U.S. Department of Health and Human Services
Kai Ge
 

 Contact Info

 
Tel: 301-451-1998
Email: kai.ge@nih.gov
 

 Select Experience

 
  • Postdoctoral FellowThe Rockefeller University2000–2003
  • Postdoctoral FellowThe Wistar Institute1997–2000
  • Ph.D.Shanghai Institute of Biochemistry, Chinese Academy of Sciences1997
  • B.S.Fudan University1992
 

 Related Links

 
Specialties
  • Cell Biology/Cell Signaling
  • Chromosome Biology/Epigenetics
  • Developmental Biology
  • Genetics/Genomics
  • Molecular Biology/Biochemistry
Research Summary/In Plain Language

Research Summary

Research Goal

We study epigenomic regulation of PPARγ and adipogenesis (generation of fat tissue).  We also use adipogenesis as a model system to understand epigenomic regulation of cell fate transition, with a focus on transcriptional enhancers.

Current Research

Epigenomic mechanisms, including histone modification and chromatin remodeling play critical roles in gene regulation.  Histone acetylation correlates with gene activation while methylation correlates with either activation or repression, depending on the specific lysine (K) residue that gets methylated.  Methylation on K4 and K36 of histone H3 (H3K4 and H3K36) correlates with gene activation, whereas methylation on K9 and K27 of histone H3 (H3K9 and H3K27) correlates with gene repression.

Enhancers control cell-type-specific gene expression and are critical for differentiation and development.  Primed enhancers are marked by H3K4 mono-methylation (H3K4me1).  Active enhancers are further marked by H3K27 acetylation (H3K27ac).  We identified CBP and p300 as the H3K27 acetyltransferases (EMBO J 2011).  We also identified MLL3 (KMT2C) and MLL4 (KMT2D) as major H3K4me1 methyltransferases on enhancers (eLife 2013).

PPARγ is a master regulator of adipogenesis. It is a nuclear receptor and thus a ligand-activated transcription factor (TF).  In search for novel PPARγ cofactors, we identified a nuclear protein complex that contains MLL3/MLL4 (MLL3/4) and the H3K27 demethylase UTX (JBC 2007, PNAS 2007).

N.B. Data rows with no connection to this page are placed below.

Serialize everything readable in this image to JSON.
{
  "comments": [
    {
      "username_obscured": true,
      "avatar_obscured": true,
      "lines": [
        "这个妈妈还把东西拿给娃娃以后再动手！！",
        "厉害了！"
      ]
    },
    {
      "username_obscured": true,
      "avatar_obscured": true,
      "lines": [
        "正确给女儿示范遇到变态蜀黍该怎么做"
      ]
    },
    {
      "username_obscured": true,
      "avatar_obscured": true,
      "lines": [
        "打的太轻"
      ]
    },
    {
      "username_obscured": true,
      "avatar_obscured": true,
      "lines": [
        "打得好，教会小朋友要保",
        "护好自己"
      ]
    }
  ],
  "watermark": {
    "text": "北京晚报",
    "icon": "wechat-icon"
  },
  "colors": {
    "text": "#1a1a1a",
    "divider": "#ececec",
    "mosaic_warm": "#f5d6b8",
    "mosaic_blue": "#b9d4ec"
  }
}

Epigenomic regulation of enhancers

Combining mouse genetics with epigenomics and bioinformatics, we have shown:

  1. H3K4me1 methyltransferases MLL3/4 are required for enhancer activation and cell-type-specific gene expression in adipogenesis, myogenesis and ES cell differentiation (eLife 2013, PNAS 2016).  MLL3/4 are essential for development of embryos and adipose tissue, muscle, mammary gland, B cells, T cells, and heart.  MLL3/4 are mutated in many types of cancer as well as Kabuki syndrome and congenital heart disease.  Our findings suggest that mutations in MLL3/4 lead to enhancer dysfunction.  Such a mechanism may contribute to the pathogenesis of these developmental diseases and cancers (reviewed in Gene 2017). 
  2. Although enhancer priming by MLL3/4 is dispensable for cell-identity maintenance in ES and somatic cells, it controls cell fate transition by orchestrating H3K27 acetyltransferases CBP/p300-mediated enhancer activation (PNAS 2016, Nucleic Acids Res 2017).  
  3. The epigenomic reader Brd4 binds to active enhancers to control cell identity gene induction in adipogenesis and myogenesis.  Our data suggest a model of sequential actions of epigenomic regulators on enhancers: 1) lineage-determining TFs recruit MLL3/4 to prime enhancer regions and label them with H3K4me1, 2) MLL3/4 facilitate the binding of CBP/p300, which activate enhancers and label them with H3K27ac, 3) Brd4 recognizes active enhancers and recruits Mediator and RNA Polymerase II to activate cell-type-specific gene expression (Nat Commun 2017). 
  4. UTX protein, but not its H3K27 demethylase activity, is required for ES cell differentiation and mouse development (PNAS 2012).  UTX likely functions through MLL3/4 to regulate enhancer activation in differentiation and development.  Interestingly, UTX demethylase activity is required for stem cell-mediated muscle regeneration (J Clin Invest 2016).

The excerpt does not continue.